Philadelphia native (and devoted Eagles fan) Joyce Ferder began her career at the age of 17 at KYW-TV NEWS as a producer and later as a cameraperson. She went on to become an award-winning TV and print photojournalist working for many of the world’s top broadcasters including BBC, CBS, ABC, CBC, EBU, NBC and many more. Joyce quickly became a war journalist covering the Falklands War, the Persian Gulf War and the Bosnian War. She was also one of the few women who worked in the world’s hotspots as a cameraperson and video editor.
In 1997 while working for the UN World Food Programme, Joyce was involved in a car accident where she sustained a traumatic brain injury that affected her vision. It made it impossible to continue her work as a war journalist. After many years of physical therapy and hard work, she began using her still camera again as a therapeutic tool. The ultimate result was a new approach to her work. Joyce began to travel around the world — including the Arctic and Western Antarctica (the most remote region of the world) — documenting pollution and climate change. Her photographs have been printed in a variety of international publications, including National Geographic.
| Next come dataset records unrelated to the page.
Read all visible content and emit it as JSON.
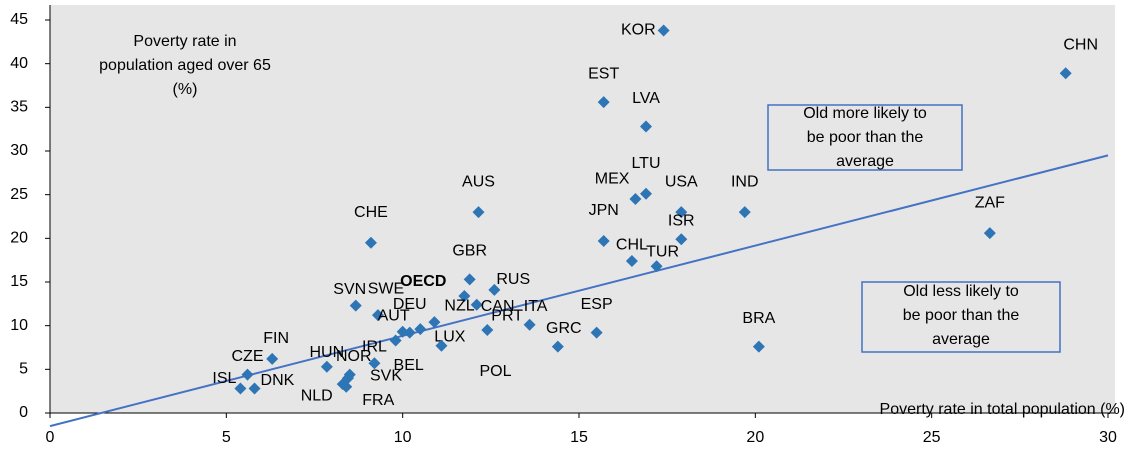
{
  "chart_data": {
    "type": "scatter",
    "labels": [
      "KOR",
      "CHN",
      "EST",
      "LVA",
      "LTU",
      "MEX",
      "USA",
      "IND",
      "AUS",
      "JPN",
      "ISR",
      "CHE",
      "ZAF",
      "CHL",
      "TUR",
      "GBR",
      "RUS",
      "OECD",
      "CAN",
      "NZL",
      "SVN",
      "SWE",
      "ITA",
      "ESP",
      "PRT",
      "DEU",
      "AUT",
      "LUX",
      "POL",
      "BEL",
      "GRC",
      "BRA",
      "FIN",
      "IRL",
      "HUN",
      "NOR",
      "CZE",
      "SVK",
      "NLD",
      "FRA",
      "ISL",
      "DNK"
    ],
    "x": [
      17.4,
      28.8,
      15.7,
      16.9,
      16.9,
      16.6,
      17.9,
      19.7,
      12.15,
      15.7,
      17.9,
      9.1,
      26.65,
      16.5,
      17.2,
      11.9,
      12.6,
      11.75,
      12.1,
      10.9,
      8.67,
      9.3,
      13.6,
      15.5,
      12.4,
      10.2,
      9.8,
      10.5,
      11.1,
      10.0,
      14.4,
      20.1,
      6.3,
      9.2,
      7.85,
      8.5,
      5.6,
      8.45,
      8.3,
      8.4,
      5.4,
      5.8
    ],
    "values": [
      43.8,
      38.9,
      35.6,
      32.8,
      25.1,
      24.5,
      23.0,
      23.0,
      23.0,
      19.7,
      19.9,
      19.5,
      20.6,
      17.4,
      16.8,
      15.3,
      14.1,
      13.4,
      12.4,
      10.4,
      12.3,
      11.2,
      10.1,
      9.2,
      9.5,
      9.2,
      8.3,
      9.6,
      7.7,
      9.3,
      7.6,
      7.6,
      6.2,
      5.7,
      5.3,
      4.4,
      4.4,
      4.0,
      3.3,
      3.0,
      2.8,
      2.8
    ],
    "highlight": "OECD",
    "color": "#2e75b6",
    "trend": {
      "x": [
        0,
        30
      ],
      "y": [
        -1.5,
        29.5
      ],
      "color": "#4472c4"
    },
    "xlim": [
      0,
      30
    ],
    "ylim": [
      0,
      45
    ],
    "xticks": [
      0,
      5,
      10,
      15,
      20,
      25,
      30
    ],
    "yticks": [
      0,
      5,
      10,
      15,
      20,
      25,
      30,
      35,
      40,
      45
    ],
    "xlabel": "Poverty rate in total population (%)",
    "ylabel": [
      "Poverty rate in",
      "population aged over 65",
      "(%)"
    ],
    "annotations": [
      {
        "lines": [
          "Old more likely to",
          "be poor than the",
          "average"
        ]
      },
      {
        "lines": [
          "Old less likely to",
          "be poor than the",
          "average"
        ]
      }
    ]
  }
}
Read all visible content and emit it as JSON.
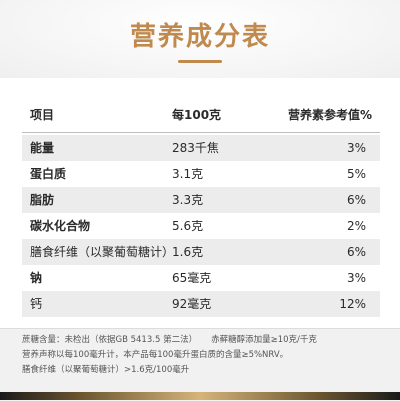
{
  "title": "营养成分表",
  "table": {
    "headers": {
      "item": "项目",
      "per100": "每100克",
      "nrv": "营养素参考值%"
    },
    "rows": [
      {
        "name": "能量",
        "amount": "283千焦",
        "nrv": "3%",
        "bold": true
      },
      {
        "name": "蛋白质",
        "amount": "3.1克",
        "nrv": "5%",
        "bold": true
      },
      {
        "name": "脂肪",
        "amount": "3.3克",
        "nrv": "6%",
        "bold": true
      },
      {
        "name": "碳水化合物",
        "amount": "5.6克",
        "nrv": "2%",
        "bold": true
      },
      {
        "name": "膳食纤维（以聚葡萄糖计）",
        "amount": "1.6克",
        "nrv": "6%",
        "bold": false
      },
      {
        "name": "钠",
        "amount": "65毫克",
        "nrv": "3%",
        "bold": true
      },
      {
        "name": "钙",
        "amount": "92毫克",
        "nrv": "12%",
        "bold": false
      }
    ]
  },
  "footnote": {
    "line1_a": "蔗糖含量：未检出（依据GB 5413.5 第二法）",
    "line1_b": "赤藓糖醇添加量≥10克/千克",
    "line2": "营养声称以每100毫升计，本产品每100毫升蛋白质的含量≥5%NRV。",
    "line3": "膳食纤维（以聚葡萄糖计）>1.6克/100毫升"
  },
  "colors": {
    "title": "#c08a4e",
    "shade": "#ececec"
  }
}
Joyce has won Emmy Awards (for editing) for two seminal stories: the first was for the CBS WEEKEND NEWS coverage of the Itzhak Rabin Assassination, and the second for the CBS NEWS 48 HOURS Special about the bombing at the 1996 Atlanta Olympics. She has won numerous awards for her photography, but she is particularly honored to have received the rare distinction of LRPS by the Royal Photographic Society in the United Kingdom.
Joyce has also given a TEDx talk at Stormont in Northern Ireland. It was titled “Can We Go Back In Time?” that focused on the effects of climate change on the Earth and the future of the human race.
Joyce is currently in production on the documentary DEGREESº TO EXTINCTION, her debut as a feature filmmaker.